VisualWattch from the Interactive Institute

The Interactive Institute in Sweden is developing (as a concept or in practice is not clear to me) interfaces that promote energy-as-a-service. The brief description claims that the Wattch project

will "allow [users] to see, understand, monitor and control their domestic consumption." They have a short video (in Swedish, but easily understood) showing an energy monitor as a sort of EKG on an iPhone. These guys are hip, and they have been into this stuff for a while. I'm not sure how well it motivates users, but it looks good. They have a bunch of cool designs as part of their Static! project, and some of the designs--like the power-aware cord--look like they might actually go into production. Other work in a similar vein is happening through their Aware project, such as a light switch that looks more aesthetically pleasing in the "off" position.

Blueroof Research Cottage

Last Tuesday we (Ethan, Lucio and myself) visited the Blueroof Technologies model research cottage.
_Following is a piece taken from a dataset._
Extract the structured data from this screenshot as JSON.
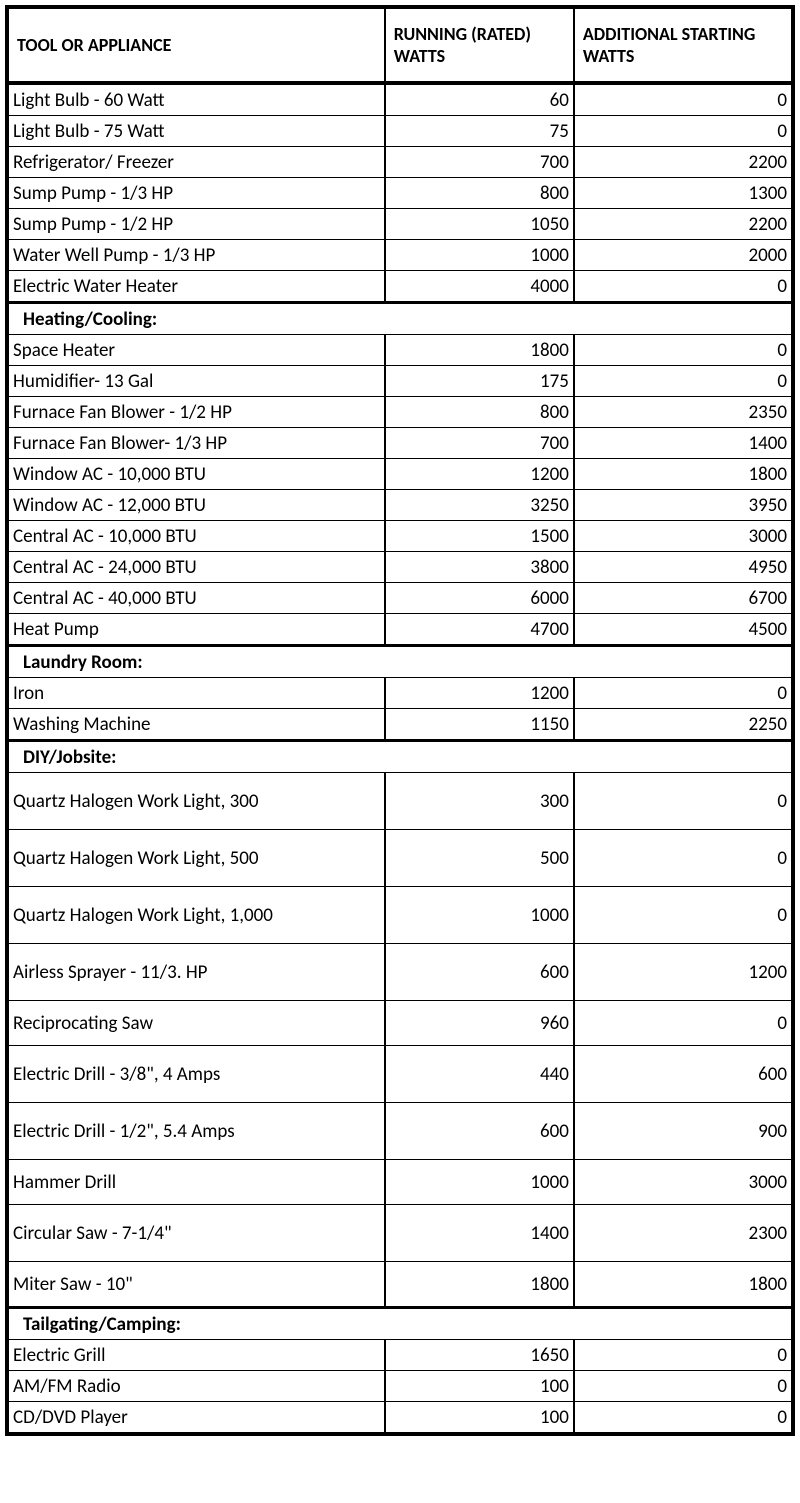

Our goal was to find out what the new house they're building is going to look like, specially in terms of the electric layout. We intend to deploy a general purpose data acquisition device to constantly monitor the current and voltage at the main feed of the house, and from there disaggregate the energy consumption of individual electrical appliances.

The fact that these houses have a massive deployment of sensors is attractive to us, because this will serve as a ground truth against which we can compare the effectiveness of our disaggregating algorithms. The scenario is similar to that of a blind man learning to see the world through his hands. Each time he makes a prediction of what the object he is holding is, he can rely on other people's judgment to improve his learning process.

IBACOS meeting

Mario and I met with Eric Helton from IBACOS to discuss possible collaboration. They are building a "lab house" in Pittsburgh (breaking ground around the end of the year) in which we might be able to install some electricity monitoring equipment. They are also building a lighting testbed in their lab which will have a number of different lighting fixtures, and we might be able to gather signatures from those fixtures.

CommonSense ToolKit

CSTK: open source tools for sensor communication, sensor data processing and visualization. Doesn't seem to have been updated much since 2004-2006, but Dr. Kristof Van Laerhoven appears to be the current manager of the code. Several papers describe its design intention, features, and examples. I've downloaded it and will see if I can get it running. One criticism of this toolbox is that it is missing support for sending commands to a node and receiving more complex data types from a sensor. Perhaps these can be added to the code base?